Records produced by prosecutors in the Greer case two years ago indicate Sargeant was paying Greer $10,000 a month for a 22-month period while Greer was running the party. Sargeant told state investigators that Greer constantly complained about needing money.
Sargeant said he did not expect any service for the payments. When questioned under oath last year, Greer said it was for consulting work on oil issues.
Late in the criminal case, Greer hired Jacksonville defense lawyer Hank Coxe to help negotiate a plea but won’t say who is paying the cost. Sargeant is widely suspected of being the benefactor but he has declined to talk about it.
Sargeant’s involvement with Greer became the subject of headlines last year when investigators began asking about a 2008 trip to the Bahamas made by Greer, Sargeant, Crist and others. Delmar Johnson, former executive director of the state GOP, says Sargeant brought women who appeared to be prostitutes to the "for men-only’’ event.
Crist and others have denied seeing any prostitutes. Sargeant will not respond to questions about the trip or his relationship with Greer.
‘A PATRIOT’
Crist says he has not talked to Sargeant about Greer or the Bahamas trip.
"He’s a patriot, a great friend, he’s a very smart man,’’ Crist says. "He’s done very well in business and he’s worked in all of my statewide campaigns.’’
Apart from Florida politics, Sargeant’s oil interests have raised questions.
In 2011, a Palm Beach County jury ordered him to pay $28 million to the brother-in-law of Jordan’s King Abdullah II in a contract dispute over oil profits.
He won the wartime fuel contract in 2004 from the Department of Defense after the invasion of Iraq. The civil lawsuit, filed against Sargeant in Palm Beach by Mohammad al Saleh, accused Sargeant of paying bribes to Jordanian officials in return for the contract. Al Saleh said Sargeant dumped him in favor of Marty Martin, a former CIA station chief in Cairo who allegedly arranged the payoff.
At the Palm Beach trial, Sargeant said he served the government under dangerous circumstances, not for money "but because of patriotism. It’s part of being a patriot serving your country and not worrying about your wallet.’’
In a 2008 letter to Secretary of Defense Robert Gates, Democratic Rep. Henry A. Waxman, chairman of an oversight and government reform committee, called for an investigation to protect the interest of taxpayers. Defense Department auditors found in 2011 that Sargeant had overcharged the Pentagon by about $204 million. Sargeant has filed a claim for more than $60 million additional dollars he says he is owed. All these are pending.
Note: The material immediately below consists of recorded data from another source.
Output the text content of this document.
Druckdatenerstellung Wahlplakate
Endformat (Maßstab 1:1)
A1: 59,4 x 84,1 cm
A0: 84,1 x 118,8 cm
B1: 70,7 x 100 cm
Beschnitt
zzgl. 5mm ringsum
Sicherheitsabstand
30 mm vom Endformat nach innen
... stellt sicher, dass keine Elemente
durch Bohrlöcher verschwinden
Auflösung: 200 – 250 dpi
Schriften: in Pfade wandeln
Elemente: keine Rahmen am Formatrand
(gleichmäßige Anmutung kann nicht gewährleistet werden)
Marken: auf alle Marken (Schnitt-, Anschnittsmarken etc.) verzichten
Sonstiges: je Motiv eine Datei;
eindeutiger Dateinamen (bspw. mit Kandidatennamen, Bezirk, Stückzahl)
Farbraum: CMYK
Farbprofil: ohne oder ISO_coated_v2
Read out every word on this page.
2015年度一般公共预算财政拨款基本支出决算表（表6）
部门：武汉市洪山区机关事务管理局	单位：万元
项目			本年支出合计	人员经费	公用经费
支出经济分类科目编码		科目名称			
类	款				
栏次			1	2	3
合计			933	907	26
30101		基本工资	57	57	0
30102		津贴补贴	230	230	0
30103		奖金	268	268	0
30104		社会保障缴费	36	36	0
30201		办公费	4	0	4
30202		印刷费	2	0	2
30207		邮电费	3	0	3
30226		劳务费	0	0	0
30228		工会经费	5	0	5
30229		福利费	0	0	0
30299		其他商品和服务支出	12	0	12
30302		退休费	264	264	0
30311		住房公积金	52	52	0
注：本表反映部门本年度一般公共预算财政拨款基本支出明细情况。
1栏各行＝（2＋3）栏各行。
Several news organizations have reported that Sargeant’s fuel contracts are being investigated by a federal grand jury looking at possible violations of the Federal Corrupt Practices Act, which forbids the payment of bribes to foreign officials.
Sargeant and some of his friends say the investigations are politically motivated. Kise said critics do not consider the added cost and danger of transporting fuel across Jordan to Iraq. Defense department auditors, in a partially redacted report released last year, said the nonfuel component of the price was in line with other procurements.